Logo Questions Linux Laravel Mysql Ubuntu Git Menu
 

ValueError: Cannot take the length of Shape with unknown rank

I am trying to move our input pipelines to tensorflow dataset api. For that purpose, we have converted images and lables to tfrecords. We are then reading the tfrecords through the dataset api and comparing whether the initial data and the data read are same. So far so good. Below is the code that reads the tfrecords into the dataset

def _parse_function2(proto):

    # define your tfrecord again. Remember that you saved your image as a string.

    keys_to_features = {"im_path": tf.FixedLenSequenceFeature([], tf.string, allow_missing=True),
                        "im_shape": tf.FixedLenSequenceFeature([], tf.int64, allow_missing=True),
                        "score_shape": tf.FixedLenSequenceFeature([], tf.int64, allow_missing=True),
                        "geo_shape": tf.FixedLenSequenceFeature([], tf.int64, allow_missing=True),
                        "im_patches": tf.FixedLenSequenceFeature([], tf.string, allow_missing=True),
                        "score_patches": tf.FixedLenSequenceFeature([], tf.string, allow_missing=True),
                        "geo_patches": tf.FixedLenSequenceFeature([], tf.string, allow_missing=True),
                        }

    # Load one example
    parsed_features = tf.parse_single_example(serialized=proto, features=keys_to_features)

    parsed_features['im_patches'] = parsed_features['im_patches'][0]
    parsed_features['score_patches'] = parsed_features['score_patches'][0]
    parsed_features['geo_patches'] = parsed_features['geo_patches'][0]

    parsed_features['im_patches'] = tf.decode_raw(parsed_features['im_patches'], tf.uint8)
    parsed_features['im_patches'] = tf.reshape(parsed_features['im_patches'], parsed_features['im_shape'])

    parsed_features['score_patches'] = tf.decode_raw(parsed_features['score_patches'], tf.uint8)
    parsed_features['score_patches'] = tf.reshape(parsed_features['score_patches'], parsed_features['score_shape'])

    parsed_features['geo_patches'] = tf.decode_raw(parsed_features['geo_patches'], tf.int16)
    parsed_features['geo_patches'] = tf.reshape(parsed_features['geo_patches'], parsed_features['geo_shape'])

    return parsed_features['im_patches'], tf.cast(parsed_features["score_patches"],tf.int16), parsed_features["geo_patches"]



def create_dataset2(tfrecord_path):
    # This works with arrays as well
    dataset = tf.data.TFRecordDataset([tfrecord_path], compression_type="ZLIB")

    # Maps the parser on every filepath in the array. You can set the number of parallel loaders here
    dataset = dataset.map(_parse_function2, num_parallel_calls=8)

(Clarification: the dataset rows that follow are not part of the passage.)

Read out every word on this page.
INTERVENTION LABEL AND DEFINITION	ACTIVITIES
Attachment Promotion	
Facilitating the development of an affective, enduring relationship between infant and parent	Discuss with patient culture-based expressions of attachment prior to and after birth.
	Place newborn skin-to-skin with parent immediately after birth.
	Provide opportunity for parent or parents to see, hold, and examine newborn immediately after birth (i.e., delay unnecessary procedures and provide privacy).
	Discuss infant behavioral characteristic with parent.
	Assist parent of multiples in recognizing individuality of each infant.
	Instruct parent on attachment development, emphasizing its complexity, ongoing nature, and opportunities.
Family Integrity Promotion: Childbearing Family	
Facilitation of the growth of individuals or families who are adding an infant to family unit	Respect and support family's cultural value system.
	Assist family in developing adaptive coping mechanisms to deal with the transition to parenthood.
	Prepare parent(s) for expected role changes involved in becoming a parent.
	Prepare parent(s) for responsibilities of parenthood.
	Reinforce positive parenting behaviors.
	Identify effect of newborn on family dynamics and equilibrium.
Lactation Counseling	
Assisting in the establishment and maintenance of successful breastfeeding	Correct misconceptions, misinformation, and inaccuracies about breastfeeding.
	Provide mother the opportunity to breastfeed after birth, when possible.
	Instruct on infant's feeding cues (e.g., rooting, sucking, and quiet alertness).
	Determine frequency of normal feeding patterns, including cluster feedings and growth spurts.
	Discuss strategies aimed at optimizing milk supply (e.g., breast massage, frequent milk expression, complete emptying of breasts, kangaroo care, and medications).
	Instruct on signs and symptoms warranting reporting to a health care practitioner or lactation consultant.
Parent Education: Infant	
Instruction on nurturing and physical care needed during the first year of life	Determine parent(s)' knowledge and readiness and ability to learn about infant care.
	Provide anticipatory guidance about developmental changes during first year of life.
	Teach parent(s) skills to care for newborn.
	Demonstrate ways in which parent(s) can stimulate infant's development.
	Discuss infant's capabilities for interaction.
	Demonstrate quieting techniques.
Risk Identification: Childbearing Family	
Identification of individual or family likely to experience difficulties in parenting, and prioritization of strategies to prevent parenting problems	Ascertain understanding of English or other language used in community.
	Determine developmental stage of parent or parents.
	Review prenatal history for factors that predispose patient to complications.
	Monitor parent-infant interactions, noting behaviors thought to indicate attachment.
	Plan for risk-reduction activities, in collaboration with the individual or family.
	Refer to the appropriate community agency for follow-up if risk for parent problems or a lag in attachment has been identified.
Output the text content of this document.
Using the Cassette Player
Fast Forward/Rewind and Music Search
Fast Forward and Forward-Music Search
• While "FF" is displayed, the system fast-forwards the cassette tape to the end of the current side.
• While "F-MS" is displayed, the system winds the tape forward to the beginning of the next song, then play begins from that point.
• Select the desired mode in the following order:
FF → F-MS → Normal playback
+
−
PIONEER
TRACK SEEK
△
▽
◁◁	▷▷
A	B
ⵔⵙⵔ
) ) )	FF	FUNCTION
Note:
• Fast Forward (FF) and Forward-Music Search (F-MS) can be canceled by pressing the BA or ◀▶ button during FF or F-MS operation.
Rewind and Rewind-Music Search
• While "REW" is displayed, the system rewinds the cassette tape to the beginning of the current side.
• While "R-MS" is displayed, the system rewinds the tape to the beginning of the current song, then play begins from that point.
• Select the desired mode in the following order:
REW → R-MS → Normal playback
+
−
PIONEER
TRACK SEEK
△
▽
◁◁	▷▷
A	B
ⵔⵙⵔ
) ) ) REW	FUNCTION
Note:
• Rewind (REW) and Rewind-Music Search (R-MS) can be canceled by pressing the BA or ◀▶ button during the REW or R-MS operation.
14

    # This dataset will go on forever
    dataset = dataset.repeat()

    # Set the batchsize
    dataset = dataset.batch(1)

    return dataset

Now the dataset created by the above function is passed to the model.fit method as follows. I am following the github gist which gives an example of how to pass dataset into the model.fit

train_tfrecord = 'data/tfrecords/train/train.tfrecords'
test_tfrecord = 'data/tfrecords/test/test.tfrecords'

train_dataset  = create_dataset2(train_tfrecord)
test_dataset  = create_dataset2(test_tfrecord)


model.fit(
    train_dataset.make_one_shot_iterator(),
    steps_per_epoch=5,
    epochs=10,
    shuffle=True,
    validation_data=test_dataset.make_one_shot_iterator(),
    callbacks=[function1, function2, function3],
    verbose=1)

But I am getting the error ValueError: Cannot take the length of Shape with unknown rank. at the model.fit function call above.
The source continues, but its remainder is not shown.